Shakespeare includes what is necessary, using a subtle minimum of elements. There are forests
and hinterlands beyond the human world, and these places are populated with
anomalous beings (Puck, Ariel etc) whose actions have an impact upon humans
(the human is not the only actor). The unknown is all around us, and it is not
unknown in a sense that is less profound than the unknown of the human world -
on the contrary, the suggestion is that it is more profound, through it having
more brightness, more freedom from the the grim, judgemental world of “gravity”. And for Shakespeare
everything revolves around questions of love, freedom from constraint, and
dominatory power - which is to say that everything is about spaces of intent (but
spaces of intent in the horizon of the cosmos, not in the horizon of the human).
For George Eliot and Larkin there are no hinterlands.

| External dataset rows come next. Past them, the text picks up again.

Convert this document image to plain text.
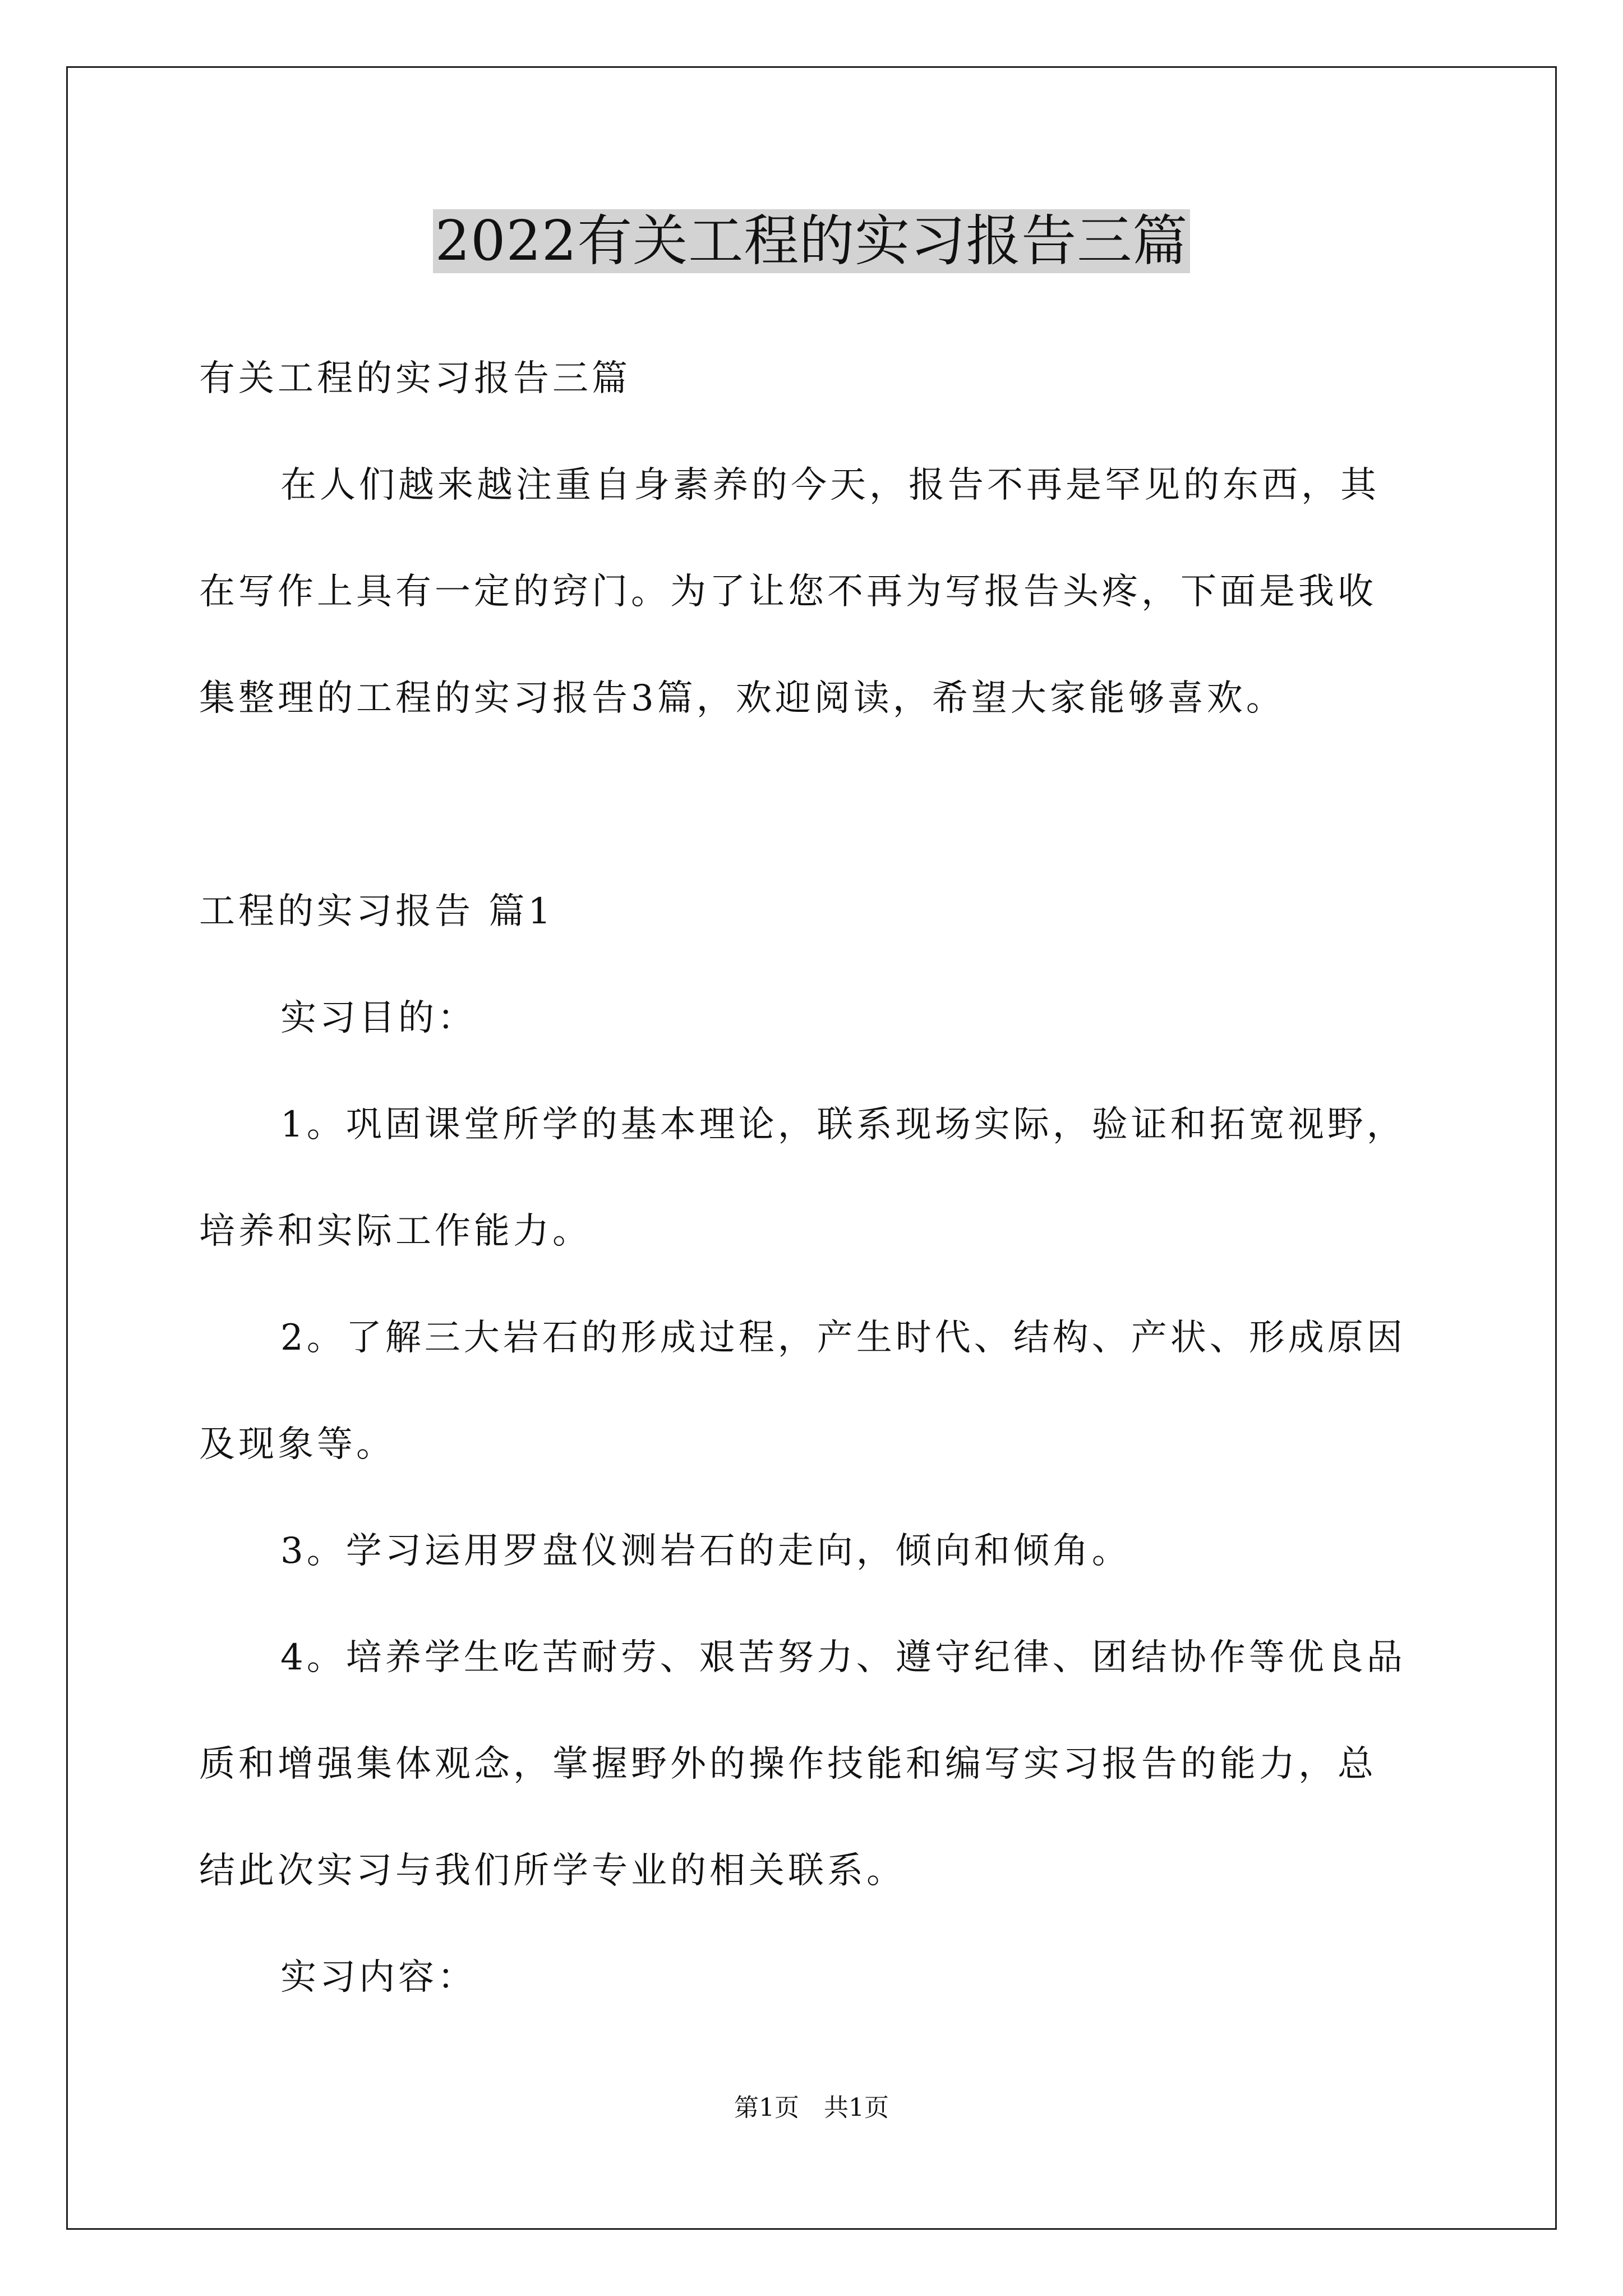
2022有关工程的实习报告三篇
有关工程的实习报告三篇
在人们越来越注重自身素养的今天，报告不再是罕见的东西，其
在写作上具有一定的窍门。为了让您不再为写报告头疼，下面是我收
集整理的工程的实习报告3篇，欢迎阅读，希望大家能够喜欢。
工程的实习报告 篇1
实习目的：
1。巩固课堂所学的基本理论，联系现场实际，验证和拓宽视野，
培养和实际工作能力。
2。了解三大岩石的形成过程，产生时代、结构、产状、形成原因
及现象等。
3。学习运用罗盘仪测岩石的走向，倾向和倾角。
4。培养学生吃苦耐劳、艰苦努力、遵守纪律、团结协作等优良品
质和增强集体观念，掌握野外的操作技能和编写实习报告的能力，总
结此次实习与我们所学专业的相关联系。
实习内容：
第1页　共1页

In
their very different ways they have both been swept away into the post-Hegelian
world of psychology and sociology, in which the only real objects of (a denuded) transcendental awareness are human love and creativity.Their immense pseudo-integrity (for most of its span a genuine integrity, but
which fails at the fundamental point) does not direct itself toward the planet, and its
other non-human beings; it does not direct itself sufficiently toward the brightness of
femininity and a depth-understanding of the libidinal (with all due respect for
figures such as Dorothea Brooke), and it also does not direct itself sufficiently toward the abstract, in that it does not engage with space as a circumambient and eerie world of the unknown (unknown overall, but always with elements that can become the known) - a world of forces, and of formations of intent.
The bus has just passed the ruins of Kenilworth castle, and is now in countryside again. It will soon be going round the campus of Warwick University, on the outskirts of Coventry. I am a postgraduate philosophy student at the university, but today I am not going to get off the bus at the campus.
I am looking out at the fields and the cloudy, early-evening sky. Something is about to happen. Something is very definitely about to happen.